Other parts of the story I liked less well.
It is a story within a story–an historian gets access to letters and diaries that she hopes will lead her to the identity of the secret revolutionary and spy, The Pink Carnation. She is rebuffed in most of her inquiries, but one older woman allows her to read through the family papers.
I had two problems with this. First, I didn’t like the “romance” or whatever the hell it was between the historian and the young man who was heir to some of the papers. Secondly, she is supposed to be reading diaries and letters written by different individuals, but the story is written as if you were there. Since it was repeatedly mentioned that the source material was diaries and letters written by multiple individuals, this type of narrative felt exceptional false.

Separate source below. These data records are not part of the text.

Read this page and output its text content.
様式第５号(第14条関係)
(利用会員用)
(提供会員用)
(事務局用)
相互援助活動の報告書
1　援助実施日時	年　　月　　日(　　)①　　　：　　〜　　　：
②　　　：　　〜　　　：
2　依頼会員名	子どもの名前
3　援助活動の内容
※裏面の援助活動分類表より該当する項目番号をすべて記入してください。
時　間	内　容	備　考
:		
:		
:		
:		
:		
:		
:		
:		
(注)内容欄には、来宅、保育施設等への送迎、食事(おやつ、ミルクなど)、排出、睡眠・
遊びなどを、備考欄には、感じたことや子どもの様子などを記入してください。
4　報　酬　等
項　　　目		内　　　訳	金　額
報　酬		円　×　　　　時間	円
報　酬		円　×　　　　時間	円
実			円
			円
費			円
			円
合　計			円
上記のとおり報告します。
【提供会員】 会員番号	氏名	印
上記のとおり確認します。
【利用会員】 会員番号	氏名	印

Really, I could have done completely without any of the modern parts of the story, as they served to take me from the story, and served to remind me that in some cases the behavior of the characters seemed more than a bit out of time. (Those bits were primarily the romance bits.) I think that if I wasn’t repeatedly pulled out of the story, I might have been more lenient upon some aspects of the historical portion of the story. But I did keep getting pulled back into the modern world, to spend time with characters I didn’t care the slightest bit about, and that annoyance led me to read the historical portion of the book more critically.
So all in all, it was for the most part good, but I’m not sure I’d want to read another story if the modern bits were going to be retained.